17 juin 1993, l’ONUSOM lance une attaque de grande envergure à Mogadiscio et bombarde la maison d’Action Internationale Contre la Faim (AICF) dans laquelle se trouvaient 2 membres d’AICF, 6 membres de Médecins Sans Frontières, 5 journalistes et du personnel somalien. MSF diffuse le jour même un communiqué de presse dénonçant l’attaque et le manque d’informations préalables sur son envergure. Sur le terrain, la coordinatrice MSF se souvient :

« Les militaires ont annoncé qu’ils voulaient que les humanitaires quittent la capitale parce que « ce territoire va devenir une zone de guerre, vous n’avez pas votre place ici. » J’ai pris contact avec eux et je leur ai demandé : « Quels sont les hôpitaux prévus pour les blessés, quel est votre plan médical ? » Ils n’avaient pas de plan médical. Ils ne connaissaient pas les hôpitaux (…) Ils avaient préparé une opération et ils n’arrivaient pas à donner des réponses sur les garanties qu’ils pouvaient offrir à la population locale. Donc on a prépositionné du matériel dans les hôpitaux et dans le compound AICF et on a fait venir une équipe chirurgicale : chirurgien, post-op, etc.
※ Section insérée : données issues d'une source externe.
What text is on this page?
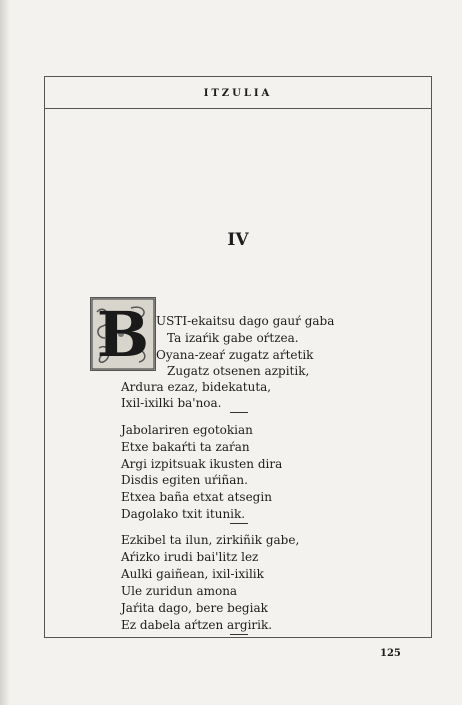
ITZULIA
IV
B USTI-ekaitsu dago gauŕ gaba
Ta izaŕik gabe oŕtzea.
Oyana-zeaŕ zugatz aŕtetik
Zugatz otsenen azpitik,
Ardura ezaz, bidekatuta,
Ixil-ixilki ba'noa.
Jabolariren egotokian
Etxe bakaŕti ta zaŕan
Argi izpitsuak ikusten dira
Disdis egiten uŕiñan.
Etxea baña etxat atsegin
Dagolako txit itunik.
Ezkibel ta ilun, zirkiñik gabe,
Aŕizko irudi bai'litz lez
Aulki gaiñean, ixil-ixilik
Ule zuridun amona
Jaŕita dago, bere begiak
Ez dabela aŕtzen argirik.
125
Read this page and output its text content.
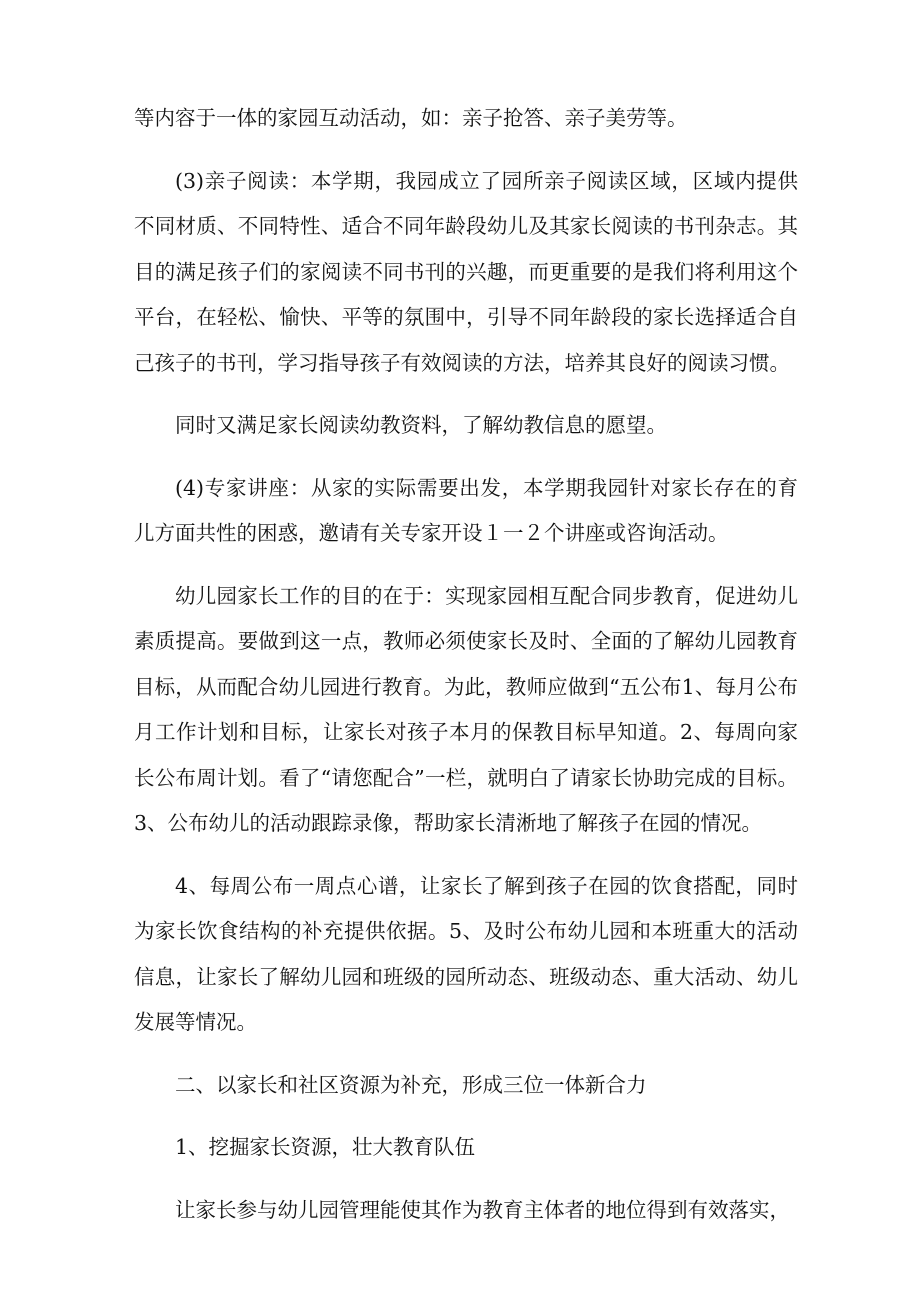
等内容于一体的家园互动活动，如：亲子抢答、亲子美劳等。

(3)亲子阅读：本学期，我园成立了园所亲子阅读区域，区域内提供不同材质、不同特性、适合不同年龄段幼儿及其家长阅读的书刊杂志。其目的满足孩子们的家阅读不同书刊的兴趣，而更重要的是我们将利用这个平台，在轻松、愉快、平等的氛围中，引导不同年龄段的家长选择适合自己孩子的书刊，学习指导孩子有效阅读的方法，培养其良好的阅读习惯。

同时又满足家长阅读幼教资料，了解幼教信息的愿望。

(4)专家讲座：从家的实际需要出发，本学期我园针对家长存在的育儿方面共性的困惑，邀请有关专家开设１一２个讲座或咨询活动。

幼儿园家长工作的目的在于：实现家园相互配合同步教育，促进幼儿素质提高。要做到这一点，教师必须使家长及时、全面的了解幼儿园教育目标，从而配合幼儿园进行教育。为此，教师应做到“五公布1、每月公布月工作计划和目标，让家长对孩子本月的保教目标早知道。2、每周向家长公布周计划。看了“请您配合”一栏，就明白了请家长协助完成的目标。3、公布幼儿的活动跟踪录像，帮助家长清淅地了解孩子在园的情况。

4、每周公布一周点心谱，让家长了解到孩子在园的饮食搭配，同时为家长饮食结构的补充提供依据。5、及时公布幼儿园和本班重大的活动信息，让家长了解幼儿园和班级的园所动态、班级动态、重大活动、幼儿发展等情况。

二、以家长和社区资源为补充，形成三位一体新合力

1、挖掘家长资源，壮大教育队伍

让家长参与幼儿园管理能使其作为教育主体者的地位得到有效落实，
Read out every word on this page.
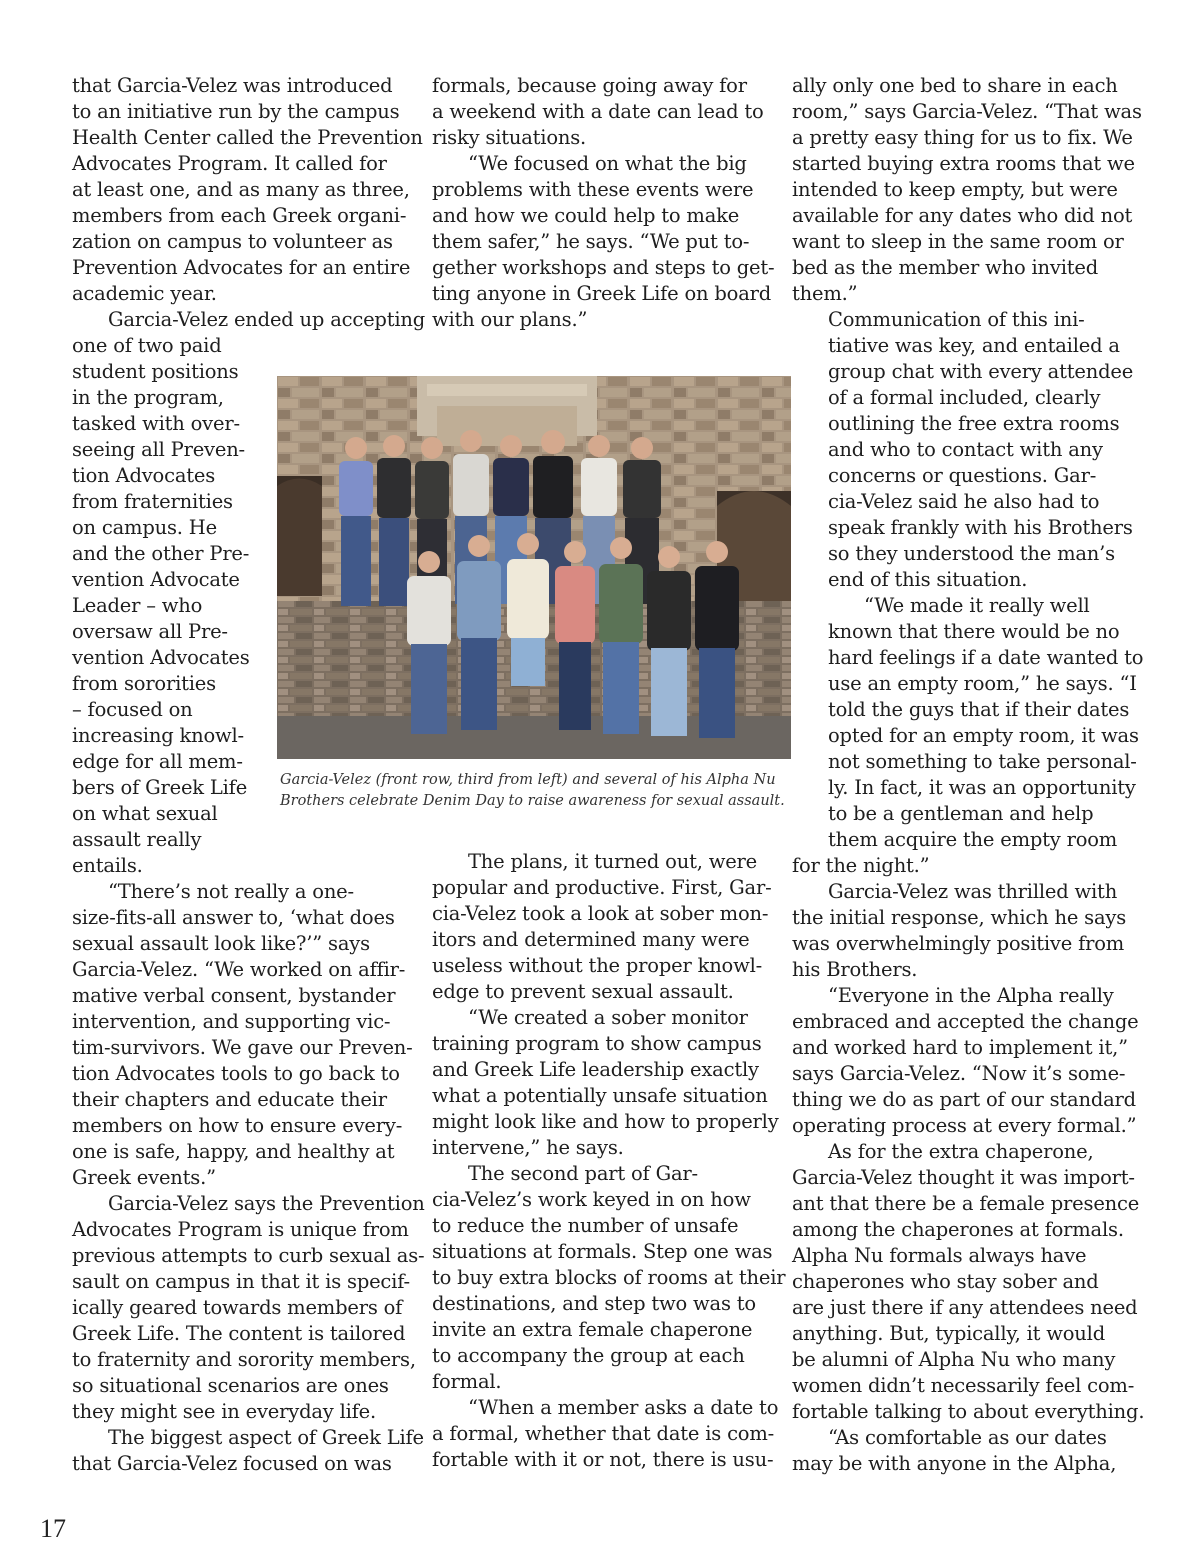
that Garcia-Velez was introduced
to an initiative run by the campus
Health Center called the Prevention
Advocates Program. It called for
at least one, and as many as three,
members from each Greek organi-
zation on campus to volunteer as
Prevention Advocates for an entire
academic year.
Garcia-Velez ended up accepting
one of two paid
student positions
in the program,
tasked with over-
seeing all Preven-
tion Advocates
from fraternities
on campus. He
and the other Pre-
vention Advocate
Leader – who
oversaw all Pre-
vention Advocates
from sororities
– focused on
increasing knowl-
edge for all mem-
bers of Greek Life
on what sexual
assault really
entails.
“There’s not really a one-
size-fits-all answer to, ‘what does
sexual assault look like?’” says
Garcia-Velez. “We worked on affir-
mative verbal consent, bystander
intervention, and supporting vic-
tim-survivors. We gave our Preven-
tion Advocates tools to go back to
their chapters and educate their
members on how to ensure every-
one is safe, happy, and healthy at
Greek events.”
Garcia-Velez says the Prevention
Advocates Program is unique from
previous attempts to curb sexual as-
sault on campus in that it is specif-
ically geared towards members of
Greek Life. The content is tailored
to fraternity and sorority members,
so situational scenarios are ones
they might see in everyday life.
The biggest aspect of Greek Life
that Garcia-Velez focused on was
formals, because going away for
a weekend with a date can lead to
risky situations.
“We focused on what the big
problems with these events were
and how we could help to make
them safer,” he says. “We put to-
gether workshops and steps to get-
ting anyone in Greek Life on board
with our plans.”
Garcia-Velez (front row, third from left) and several of his Alpha Nu
Brothers celebrate Denim Day to raise awareness for sexual assault.
The plans, it turned out, were
popular and productive. First, Gar-
cia-Velez took a look at sober mon-
itors and determined many were
useless without the proper knowl-
edge to prevent sexual assault.
“We created a sober monitor
training program to show campus
and Greek Life leadership exactly
what a potentially unsafe situation
might look like and how to properly
intervene,” he says.
The second part of Gar-
cia-Velez’s work keyed in on how
to reduce the number of unsafe
situations at formals. Step one was
to buy extra blocks of rooms at their
destinations, and step two was to
invite an extra female chaperone
to accompany the group at each
formal.
“When a member asks a date to
a formal, whether that date is com-
fortable with it or not, there is usu-
ally only one bed to share in each
room,” says Garcia-Velez. “That was
a pretty easy thing for us to fix. We
started buying extra rooms that we
intended to keep empty, but were
available for any dates who did not
want to sleep in the same room or
bed as the member who invited
them.”
Communication of this ini-
tiative was key, and entailed a
group chat with every attendee
of a formal included, clearly
outlining the free extra rooms
and who to contact with any
concerns or questions. Gar-
cia-Velez said he also had to
speak frankly with his Brothers
so they understood the man’s
end of this situation.
“We made it really well
known that there would be no
hard feelings if a date wanted to
use an empty room,” he says. “I
told the guys that if their dates
opted for an empty room, it was
not something to take personal-
ly. In fact, it was an opportunity
to be a gentleman and help
them acquire the empty room
for the night.”
Garcia-Velez was thrilled with
the initial response, which he says
was overwhelmingly positive from
his Brothers.
“Everyone in the Alpha really
embraced and accepted the change
and worked hard to implement it,”
says Garcia-Velez. “Now it’s some-
thing we do as part of our standard
operating process at every formal.”
As for the extra chaperone,
Garcia-Velez thought it was import-
ant that there be a female presence
among the chaperones at formals.
Alpha Nu formals always have
chaperones who stay sober and
are just there if any attendees need
anything. But, typically, it would
be alumni of Alpha Nu who many
women didn’t necessarily feel com-
fortable talking to about everything.
“As comfortable as our dates
may be with anyone in the Alpha,
17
A Mogadiscio, on s’attendait à chaque instant à se prendre un coup de kalachnikov. C’était le climat ambiant. Mais se prendre un bombardement de la part des militaires alors qu’on a tout fait dans les règles, ça, on ne l’avait pas imaginé…(…) Quand ça a commencé à bombarder, on a appelé les responsables des hôpitaux qui nous ont dit : «
ne venez pas, vous ne pouvez pas entrer et la bataille se déroule juste devant l’hôpital. » A Digfer, un hôpital en hauteur avec de nombreux étages, la bataille s’est terminée dans l’hôpital avec les Somaliens en position sur les fenêtres, qui ont commencé à tirer sur les troupes de l’ONU d’en haut. Alors les forces de l’ONU ont balancé des bombes dans l’hôpital. Tous les patients s’enfuyaient en courant, ou en sautant les murs de l’hôpital, certains encore avec leur perfusion. »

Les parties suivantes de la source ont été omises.